Australian Economy

Australian households are world-leaders in interest rate pain: IMF

“Countries such as Australia and Japan appear to have stronger housing channels of monetary policy transmission, with low shares of fixed-rate mortgages, less-restrictive [loan to value] limits, high household debt (only to some extent Japan), and a somewhat elevated proportion of the population living in housing-supply-restricted areas,” the IMF said.

More than 80 per cent of the Australian mortgage market is typically priced at a variable interest rate, meaning most home owners see their mortgage rates adjust soon after the RBA changes the cash rate. Only Chile and South Africa, where fixed-rate lending is essentially non-existent, had a greater proportion of variable loans.

In an economy like Australia dominated by variable rate lending, a 100 basis point increase in interest rates caused consumption to fall by 0.5 per cent over two years, the IMF estimated.

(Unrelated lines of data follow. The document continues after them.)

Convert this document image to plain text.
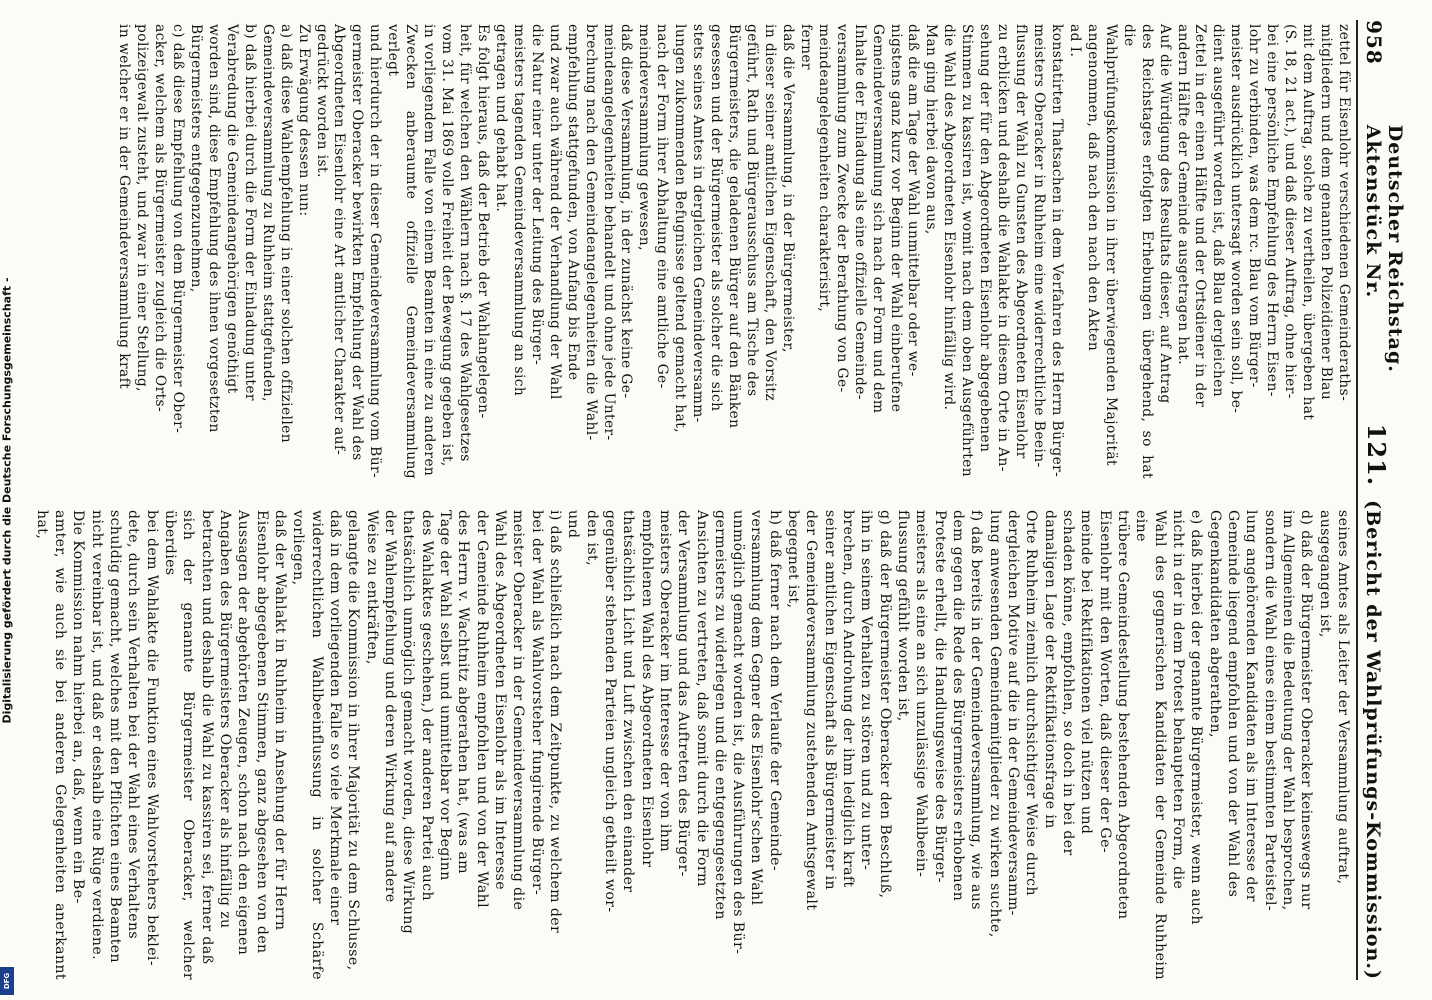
Digitalisierung gefördert durch die Deutsche Forschungsgemeinschaft -
DFG
958
Deutscher Reichstag. Aktenstück Nr.
121.
(Bericht der Wahlprüfungs-Kommission.)

zettel für Eisenlohr verschiedenen Gemeinderaths-

mitgliedern und dem genannten Polizeidiener Blau

mit dem Auftrag, solche zu vertheilen, übergeben hat

(S. 18, 21 act.), und daß dieser Auftrag, ohne hier-

bei eine persönliche Empfehlung des Herrn Eisen-

lohr zu verbinden, was dem rc. Blau vom Bürger-

meister ausdrücklich untersagt worden sein soll, be-

dient ausgeführt worden ist, daß Blau dergleichen

Zettel in der einen Hälfte und der Ortsdiener in der

andern Hälfte der Gemeinde ausgetragen hat.

Auf die Würdigung des Resultats dieser, auf Antrag

des Reichstages erfolgten Erhebungen übergehend, so hat die

Wahlprüfungskommission in ihrer überwiegenden Majorität

angenommen, daß nach den nach den Akten

ad I.

konstatirten Thatsachen in dem Verfahren des Herrn Bürger-

meisters Oberacker in Ruhheim eine widerrechtliche Beein-

flussung der Wahl zu Gunsten des Abgeordneten Eisenlohr

zu erblicken und deshalb die Wahlakte in diesem Orte in An-

sehung der für den Abgeordneten Eisenlohr abgegebenen

Stimmen zu kassiren ist, womit nach dem oben Ausgeführten

die Wahl des Abgeordneten Eisenlohr hinfällig wird.

Man ging hierbei davon aus,

daß die am Tage der Wahl unmittelbar oder we-

nigstens ganz kurz vor Beginn der Wahl einberufene

Gemeindeversammlung sich nach der Form und dem

Inhalte der Einladung als eine offizielle Gemeinde-

versammlung zum Zwecke der Berathung von Ge-

meindeangelegenheiten charakterisirt,

ferner

daß die Versammlung, in der Bürgermeister,

in dieser seiner amtlichen Eigenschaft, den Vorsitz

geführt, Rath und Bürgerausschuss am Tische des

Bürgermeisters, die geladenen Bürger auf den Bänken

gesessen und der Bürgermeister als solcher die sich

stets seines Amtes in dergleichen Gemeindeversamm-

lungen zukommenden Befugnisse geltend gemacht hat,

nach der Form ihrer Abhaltung eine amtliche Ge-

meindeversammlung gewesen,

daß diese Versammlung, in der zunächst keine Ge-

meindeangelegenheiten behandelt und ohne jede Unter-

brechung nach den Gemeindeangelegenheiten die Wahl-

empfehlung stattgefunden, von Anfang bis Ende

und zwar auch während der Verhandlung der Wahl

die Natur einer unter der Leitung des Bürger-

meisters tagenden Gemeindeversammlung an sich

getragen und gehabt hat.

Es folgt hieraus, daß der Betrieb der Wahlangelegen-

heit, für welchen den Wählern nach §. 17 des Wahlgesetzes

vom 31. Mai 1869 volle Freiheit der Bewegung gegeben ist,

in vorliegendem Falle von einem Beamten in eine zu anderen

Zwecken anberaumte offizielle Gemeindeversammlung verlegt

und hierdurch der in dieser Gemeindeversammlung vom Bür-

germeister Oberacker bewirkten Empfehlung der Wahl des

Abgeordneten Eisenlohr eine Art amtlicher Charakter auf-

gedrückt worden ist.

Zu Erwägung dessen nun:

a) daß diese Wahlempfehlung in einer solchen offiziellen

Gemeindeversammlung zu Ruhheim stattgefunden,

b) daß hierbei durch die Form der Einladung unter

Verabredung die Gemeindeangehörigen genöthigt

worden sind, diese Empfehlung des ihnen vorgesetzten

Bürgermeisters entgegenzunehmen,

c) daß diese Empfehlung von dem Bürgermeister Ober-

acker, welchem als Bürgermeister zugleich die Orts-

polizeigewalt zusteht, und zwar in einer Stellung,

in welcher er in der Gemeindeversammlung kraft

seines Amtes als Leiter der Versammlung auftrat,

ausgegangen ist,

d) daß der Bürgermeister Oberacker keineswegs nur

im Allgemeinen die Bedeutung der Wahl besprochen,

sondern die Wahl eines einem bestimmten Parteistel-

lung angehörenden Kandidaten als im Interesse der

Gemeinde liegend empfohlen und von der Wahl des

Gegenkandidaten abgerathen,

e) daß hierbei der genannte Bürgermeister, wenn auch

nicht in der in dem Protest behaupteten Form, die

Wahl des gegnerischen Kandidaten der Gemeinde Ruhheim eine

trübere Gemeindestellung bestehenden Abgeordneten

Eisenlohr mit den Worten, daß dieser der Ge-

meinde bei Rektifikationen viel nützen und

schaden könne, empfohlen, so doch in bei der

damaligen Lage der Rektifikationsfrage in

Orte Ruhheim ziemlich durchsichtiger Weise durch

dergleichen Motive auf die in der Gemeindeversamm-

lung anwesenden Gemeindemitglieder zu wirken suchte,

f) daß bereits in der Gemeindeversammlung, wie aus

dem gegen die Rede des Bürgermeisters erhobenen

Proteste erhellt, die Handlungsweise des Bürger-

meisters als eine an sich unzulässige Wahlbeein-

flussung gefühlt worden ist,

g) daß der Bürgermeister Oberacker den Beschluß,

ihn in seinem Verhalten zu stören und zu unter-

brechen, durch Androhung der ihm lediglich kraft

seiner amtlichen Eigenschaft als Bürgermeister in

der Gemeindeversammlung zustehenden Amtsgewalt

begegnet ist,

h) daß ferner nach dem Verlaufe der Gemeinde-

versammlung dem Gegner des Eisenlohr'schen Wahl

unmöglich gemacht worden ist, die Ausführungen des Bür-

germeisters zu widerlegen und die entgegengesetzten

Ansichten zu vertreten, daß somit durch die Form

der Versammlung und das Auftreten des Bürger-

meisters Oberacker im Interesse der von ihm

empfohlenen Wahl des Abgeordneten Eisenlohr

thatsächlich Licht und Luft zwischen den einander

gegenüber stehenden Parteien ungleich getheilt wor-

den ist,

und

i) daß schließlich nach dem Zeitpunkte, zu welchem der

bei der Wahl als Wahlvorsteher fungirende Bürger-

meister Oberacker in der Gemeindeversammlung die

Wahl des Abgeordneten Eisenlohr als im Interesse

der Gemeinde Ruhheim empfohlen und von der Wahl

des Herrn v. Wachtnitz abgerathen hat, (was am

Tage der Wahl selbst und unmittelbar vor Beginn

des Wahlaktes geschehen,) der anderen Partei auch

thatsächlich unmöglich gemacht worden, diese Wirkung

der Wahlempfehlung und deren Wirkung auf andere

Weise zu entkräften,

gelangte die Kommission in ihrer Majorität zu dem Schlusse,

daß in dem vorliegenden Falle so viele Merkmale einer

widerrechtlichen Wahlbeeinflussung in solcher Schärfe vorliegen,

daß der Wahlakt in Ruhheim in Ansehung der für Herrn

Eisenlohr abgegebenen Stimmen, ganz abgesehen von den

Aussagen der abgehörten Zeugen, schon nach den eigenen

Angaben des Bürgermeisters Oberacker als hinfällig zu

betrachten und deshalb die Wahl zu kassiren sei, ferner daß

sich der genannte Bürgermeister Oberacker, welcher überdies

bei dem Wahlakte die Funktion eines Wahlvorstehers beklei-

dete, durch sein Verhalten bei der Wahl eines Verhaltens

schuldig gemacht, welches mit den Pflichten eines Beamten

nicht vereinbar ist, und daß er deshalb eine Rüge verdiene.

Die Kommission nahm hierbei an, daß, wenn ein Be-

amter, wie auch sie bei anderen Gelegenheiten anerkannt hat,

But in an economy dominated by fixed rates such as the United States, consumption increased by 1.5 per cent since the majority of households did not feel the pinch of rising borrowing costs.

Australia’s 112 per cent household debt-to-GDP ratio was the second-highest in the world to Switzerland, according to the IMF.

In countries with above-average household debt ratios like Australia, a 100 basis point increase in interest rates caused house prices to fall by 5 per cent over two years. In countries with low levels of household debt, the price decline was a more modest 2 per cent.

RBA weighs in

Since it started raising the cash rate in May 2022, the RBA has argued that interest rates were no stronger in Australia than overseas. Although Australian households do feel the pinch from high interest rates, RBA assistant governor Chris Kent in October said monetary policy operated more intensively overseas through other channels including asset prices, the exchange rate and the incentive to save versus spend.

Despite the IMF’s findings, Australian property prices have proven far more resilient to high interest rates this cycle than both economists and the RBA had expected.

CoreLogic figures released last week showed home values climbed to a fresh peak nationwide after lifting by 0.6 per cent in March, the 14 consecutive month prices had grown, fuelled by sharp gains across Perth, Adelaide and Brisbane.

The strength of the housing market recovery in the face of high interest rates is among factors that could make the RBA reluctant to deliver cuts to the cash rate later this year, according to economists.

The IMF said Australia’s sensitivity to interest rate changes meant the RBA and the government needed to closely monitor economic conditions to ensure the central bank had not doled out a larger-than-necessary amount of pain to the household sector.